Pfizer’s clinical trials involving 2,000 participants, half who got the vaccine and half who received a placebo, showed none of the vaccine recipients contracted COVID-19.
“It’s pretty much a foregone conclusion that the FDA will authorize it,” said Dr. Liam Sullivan, an infectious disease specialist with Spectrum Health. “The results of it were impressive to say the least. They did not have one case of COVID-19 in any of the vaccine recipients.”
It comes at a time in the pandemic where younger patients are contributing more and more to case numbers. In the first year of the pandemic, children made up roughly 3% of U.S. cases. As of this week, children made up 22% of U.S. cases.

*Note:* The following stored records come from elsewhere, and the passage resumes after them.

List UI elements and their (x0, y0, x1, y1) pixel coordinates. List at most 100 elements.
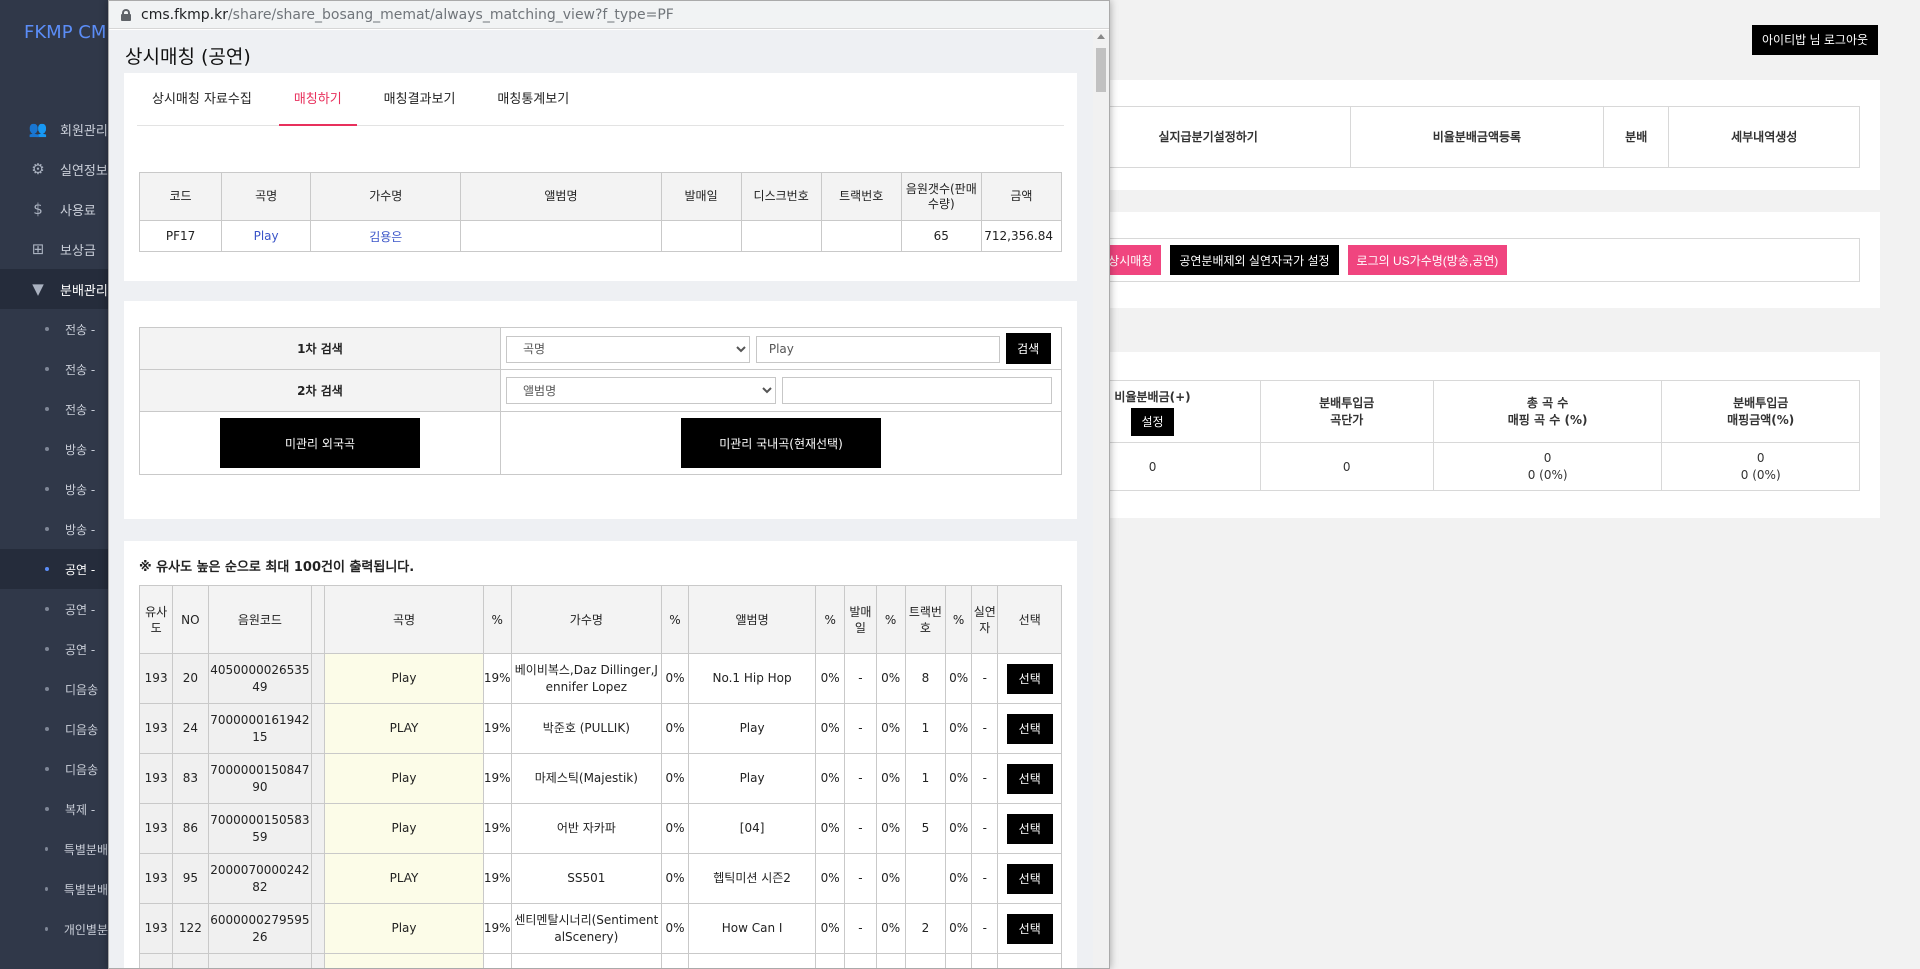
distribution-step-3[interactable]: 분배 (1602, 106, 1670, 168)
tab-0[interactable]: 상시매칭 자료수집 (137, 73, 267, 125)
result-cell-album: No.1 Hip Hop (688, 653, 817, 704)
source-info-table: 코드 곡명 가수명 앨범명 발매일 디스크번호 트랙번호 음원갯수(판매수량) 금액 PF17 P… (138, 172, 1063, 252)
sidebar-subitem-label: 개인별분 (63, 922, 108, 937)
tab-3[interactable]: 매칭통계보기 (482, 73, 584, 125)
sidebar-subitem-4[interactable]: 방송 - (0, 469, 108, 509)
result-cell-title: Play (324, 653, 484, 704)
sidebar-item-4[interactable]: ▼ 분배관리 (0, 269, 108, 309)
bullet-icon (45, 887, 48, 891)
result-cell-sim: 193 (138, 653, 174, 704)
info-header-5: 디스크번호 (740, 172, 822, 221)
sidebar-item-label: 분배관리 (60, 283, 108, 299)
sidebar-item-0[interactable]: 👥 회원관리 (0, 109, 108, 149)
result-row: 193 24 700000016194215 PLAY 19% 박준호 (PULLIK) 0… (138, 703, 1062, 754)
result-cell-no: 122 (172, 903, 209, 954)
info-header-0: 코드 (138, 172, 223, 221)
select-button[interactable]: 선택 (1006, 763, 1053, 794)
search-form-table: 1차 검색 곡명 검색 2차 검색 앨범명 미관리 외국곡 (139, 327, 1062, 475)
tab-1[interactable]: 매칭하기 (278, 73, 357, 126)
result-cell-blank (311, 753, 326, 804)
sidebar-subitem-9[interactable]: 디음송 (0, 669, 108, 709)
toolbar-button-4[interactable]: 로그의 US가수명(방송,공연) (1347, 245, 1508, 275)
result-cell-date: - (844, 853, 877, 904)
result-cell-album: Play (688, 703, 817, 754)
summary-value-amount: 0 0 (0%) (1661, 442, 1860, 491)
search-card: 1차 검색 곡명 검색 2차 검색 앨범명 미관리 외국곡 (124, 301, 1077, 519)
first-search-input[interactable] (755, 335, 1000, 363)
info-cell-3 (460, 220, 662, 252)
result-cell-p4: 0% (875, 903, 906, 954)
ratio-set-button[interactable]: 설정 (1131, 407, 1174, 436)
result-cell-title: PLAY (324, 853, 484, 904)
result-header-11: % (875, 585, 906, 654)
select-button[interactable]: 선택 (1006, 663, 1053, 694)
info-cell-2[interactable]: 김용은 (310, 220, 462, 252)
first-search-field-select[interactable]: 곡명 (506, 335, 750, 363)
sidebar-subitem-8[interactable]: 공연 - (0, 629, 108, 669)
summary-head-count: 총 곡 수 매핑 곡 수 (%) (1432, 380, 1663, 443)
select-button[interactable]: 선택 (1006, 913, 1053, 944)
bullet-icon (45, 327, 49, 331)
select-button[interactable]: 선택 (1006, 713, 1053, 744)
sidebar-item-label: 실연정보 (60, 163, 108, 179)
unmanaged-domestic-button[interactable]: 미관리 국내곡(현재선택) (681, 418, 881, 468)
sidebar-item-3[interactable]: ⊞ 보상금 (0, 229, 108, 269)
second-search-field-select[interactable]: 앨범명 (506, 377, 776, 404)
scroll-up-icon[interactable] (1097, 34, 1105, 39)
info-cell-1[interactable]: Play (221, 220, 312, 252)
result-header-2: 음원코드 (207, 585, 313, 654)
select-button[interactable]: 선택 (1006, 813, 1053, 844)
sidebar-subitem-0[interactable]: 전송 - (0, 309, 108, 349)
result-row: 193 20 405000002653549 Play 19% 베이비복스,Daz Dil… (138, 653, 1062, 704)
tab-2[interactable]: 매칭결과보기 (369, 73, 471, 125)
result-cell-album: [04] (688, 803, 817, 854)
summary-head-unit: 분배투입금 곡단가 (1259, 380, 1434, 443)
result-cell-title: Play (324, 903, 484, 954)
sidebar-subitem-3[interactable]: 방송 - (0, 429, 108, 469)
result-cell-sim: 193 (138, 703, 174, 754)
result-cell-btn: 선택 (997, 753, 1062, 804)
distribution-actions-panel: 타 하기실지급분기설정하기비율분배금액등록분배세부내역생성 (999, 80, 1880, 190)
result-cell-album: Play (688, 753, 817, 804)
distribution-step-4[interactable]: 세부내역생성 (1668, 106, 1860, 168)
logout-button[interactable]: 아이티밥 님 로그아웃 (1752, 25, 1879, 55)
match-info-card: 상시매칭 자료수집 매칭하기 매칭결과보기 매칭통계보기 코드 곡명 가수명 앨범명 발매일 디… (124, 73, 1077, 281)
sidebar-subitem-5[interactable]: 방송 - (0, 509, 108, 549)
sidebar-subitem-12[interactable]: 복제 - (0, 789, 108, 829)
second-search-label: 2차 검색 (139, 369, 501, 412)
popup-scrollbar[interactable] (1093, 30, 1109, 968)
bullet-icon (45, 367, 49, 371)
result-cell-p1: 19% (482, 653, 512, 704)
sidebar-subitem-1[interactable]: 전송 - (0, 349, 108, 389)
sidebar-subitem-10[interactable]: 디음송 (0, 709, 108, 749)
sidebar-subitem-14[interactable]: 특별분배 (0, 869, 108, 909)
sidebar-item-1[interactable]: ⚙ 실연정보 (0, 149, 108, 189)
result-cell-p2: 0% (660, 903, 690, 954)
result-header-7: % (660, 585, 690, 654)
sidebar-subitem-15[interactable]: 개인별분 (0, 909, 108, 949)
result-cell-date: - (844, 653, 877, 704)
result-cell-btn: 선택 (997, 853, 1062, 904)
result-cell-sim: 193 (138, 803, 174, 854)
distribution-step-2[interactable]: 비율분배금액등록 (1349, 106, 1604, 168)
sidebar-subitem-13[interactable]: 특별분배 (0, 829, 108, 869)
sidebar-subitem-11[interactable]: 디음송 (0, 749, 108, 789)
sidebar-item-2[interactable]: $ 사용료 (0, 189, 108, 229)
result-row: 193 122 600000027959526 Play 19% 센티멘탈시너리(Sent… (138, 903, 1062, 954)
sidebar-subitem-label: 방송 - (65, 522, 96, 537)
result-cell-p5: 0% (945, 803, 973, 854)
summary-panel: 비율분배금(+) 설정 분배투입금 곡단가 총 곡 수 매핑 곡 수 (%) 분… (999, 352, 1880, 518)
sidebar-subitem-6[interactable]: 공연 - (0, 549, 108, 589)
sidebar-subitem-label: 방송 - (65, 442, 96, 457)
select-button[interactable]: 선택 (1006, 863, 1053, 894)
unmanaged-foreign-button[interactable]: 미관리 외국곡 (220, 418, 420, 468)
brand-logo[interactable]: FKMP CM (24, 22, 106, 43)
second-search-input[interactable] (781, 377, 1052, 404)
search-button[interactable]: 검색 (1005, 333, 1051, 364)
sidebar-subitem-7[interactable]: 공연 - (0, 589, 108, 629)
address-bar[interactable]: cms.fkmp.kr/share/share_bosang_memat/alw… (109, 1, 1109, 29)
sidebar-subitem-2[interactable]: 전송 - (0, 389, 108, 429)
bullet-icon (45, 607, 49, 611)
toolbar-button-3[interactable]: 공연분배제외 실연자국가 설정 (1170, 245, 1339, 275)
scrollbar-thumb[interactable] (1096, 48, 1106, 92)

“The pediatric audience certainly can get COVID, they can spread COVID and our older children, adolescents and teenagers can do so just as efficiently as our older population,” said Dr. Rosemary Olivero a pediatric infectious disease physician, also with Spectrum Health. “This is a population that’s highly mobile, that’s highly interactive, they do a lot of activities, they participate in school, extracurriculars, and this is a population that’s really important to trying to get past the pandemic and avoid more novel variants from surfacing.”
Because of new variants, children, left unvaccinated, are increasingly more vulnerable to the ever-evolving virus. They also make up a large percent of the U.S. population and doctors are now getting out ahead of concerns and misinformation; Dr. Olivero says there’s one in particular she sees consistently.
“It really centers around these myths about the mRNA vaccine potentially impacting fertility,” she said. “And I just want to say that those myths have been busted, they are not true.”
Olivero and other health experts are recommending schools incentivize vaccinations, tying prom, graduation ceremonies and maskless sports to kids getting their shots. As for mandating it, though Dr. Olivero believes that will be the case at some point, there’s no avenue for that right now in Michigan.
“Just from a complete regulatory perspective, we cannot mandate a vaccination that has only been authorized by the FDA and has not been approved,” she said.
Tuesday, Pfizer’s CEO also said the company was hoping to amend its EUA again in September for kids ages 2-to-11 years of age as soon as those ongoing trials wrap up.